Polycythemia Vera (PV) Overview
PV is a rare myeloproliferative neoplasm characterized primarily by the overproduction of RBCs. The main underlying cause of PV is a mutation in the Janus Kinase 2 (JAK2). PV is a serious chronic condition of increased RBC count, which causes the blood to thicken and puts patients at higher risk of cardiovascular and thrombotic events such as heart attack and stroke. Patients are typically stratified as low or high risk based on age and medical history. Regardless of risk categorization, treatment guidelines for PV are consistent in their recommendation to control the patient’s hematocrit (RBCs as a percentage of whole blood) below 45% in order to reduce the risk of further cardiovascular or thrombotic events. PV is a slow progressive disease with an average span of about 20 years and may ultimately progress to myelofibrosis or leukemia.

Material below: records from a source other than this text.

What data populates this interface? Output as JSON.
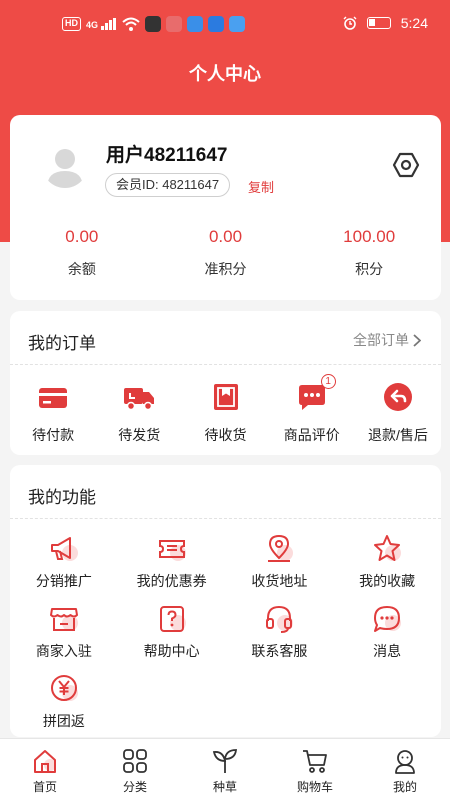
{
  "status_bar": {
    "network_tags": [
      "HD",
      "4G"
    ],
    "time": "5:24"
  },
  "page": {
    "title": "个人中心"
  },
  "profile": {
    "username": "用户48211647",
    "member_id": "会员ID: 48211647",
    "copy_label": "复制",
    "stats": [
      {
        "value": "0.00",
        "label": "余额"
      },
      {
        "value": "0.00",
        "label": "准积分"
      },
      {
        "value": "100.00",
        "label": "积分"
      }
    ]
  },
  "orders": {
    "title": "我的订单",
    "all_label": "全部订单",
    "items": [
      {
        "label": "待付款",
        "icon": "wallet-icon",
        "badge": ""
      },
      {
        "label": "待发货",
        "icon": "truck-icon",
        "badge": ""
      },
      {
        "label": "待收货",
        "icon": "package-icon",
        "badge": ""
      },
      {
        "label": "商品评价",
        "icon": "comment-icon",
        "badge": "1"
      },
      {
        "label": "退款/售后",
        "icon": "return-icon",
        "badge": ""
      }
    ]
  },
  "functions": {
    "title": "我的功能",
    "items": [
      {
        "label": "分销推广",
        "icon": "megaphone-icon"
      },
      {
        "label": "我的优惠券",
        "icon": "coupon-icon"
      },
      {
        "label": "收货地址",
        "icon": "location-icon"
      },
      {
        "label": "我的收藏",
        "icon": "star-icon"
      },
      {
        "label": "商家入驻",
        "icon": "store-icon"
      },
      {
        "label": "帮助中心",
        "icon": "help-icon"
      },
      {
        "label": "联系客服",
        "icon": "headset-icon"
      },
      {
        "label": "消息",
        "icon": "message-icon"
      },
      {
        "label": "拼团返",
        "icon": "yuan-icon"
      }
    ]
  },
  "tabbar": {
    "items": [
      {
        "label": "首页",
        "icon": "home-icon"
      },
      {
        "label": "分类",
        "icon": "category-icon"
      },
      {
        "label": "种草",
        "icon": "sprout-icon"
      },
      {
        "label": "购物车",
        "icon": "cart-icon"
      },
      {
        "label": "我的",
        "icon": "profile-icon"
      }
    ]
  },
  "colors": {
    "accent": "#e03c3c",
    "header": "#ee4b46",
    "background": "#f4f4f4"
  }
}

Currently, PV patients are typically treated with low-dose aspirin and phlebotomy alone or hydroxyurea alone or in combination with phlebotomy. At later stages, patients may receive interferons or ruxolitinib, marketed as Jakafi®; the latter currently being the only branded product in the U.S. approved for PV. There has been only one FDA-approved treatment for PV in the past 12 years. Cytoreductive therapies such as hydroxyurea, interferons, and ruxolitinib can have challenging side effect profiles as they reduce all cell types, not specifically RBCs. Current treatments are effective in some patients, but we believe there are many patients who could benefit from a new non-cytoreductive therapeutic option.
Polycythemia Vera (PV) Market Overview
PV is a rare disease affecting approximately 160,000 patients in the U.S., with a similar prevalence in Europe, representing an estimated market opportunity of approximately $1.0 billion to $2.0 billion. Since 2017, approximately 14,000 new patients have been diagnosed with PV each year since.
Patients are typically diagnosed between the ages of 50 and 70 and median survival is approximately 20 years. Recent analysis of patient data from a large medical claims database indicates that the current treatment paradigm consists primarily of therapeutic phlebotomy, hydroxyurea, or a combination of hydroxyurea and phlebotomy. According to the analysis of the large data claims database, current therapies do not offer adequate hematocrit control below 45% as recommended in the NCCN Guidelines®. In fact, less than 25% of patients in our data set had all hematocrit test results under 45%, indicating that as many as 70,000 patients in the U.S. may be at elevated risk of cardiovascular and thrombotic events.
We believe that rusfertide has the potential to provide substantial benefit to patients by providing a tool focused on managing hematocrit in a consistent and predictable manner and dramatically decreasing the need for therapeutic phlebotomy. Rusfertide is a non-cytoreductive mimetic of the natural hormone hepcidin, the master regulator of iron homeostasis in the body. Rusfertide has a unique iron regulatory mechanism which, per early results from our ongoing Phase 2 study in PV, allows for persistent control of hematocrit without causing iron deficiency. Rusfertide controls iron metabolism by 1) preventing iron absorption in the small intestine and 2) redistribution of iron from the blood to the macrophage storage sites in certain organs and tissues leading to a restoration of an appropriate iron balance throughout the body. Specifically in PV, rusfertide appears to control RBC production by regulating the amount of iron available to the bone marrow for hemoglobin and RBC synthesis.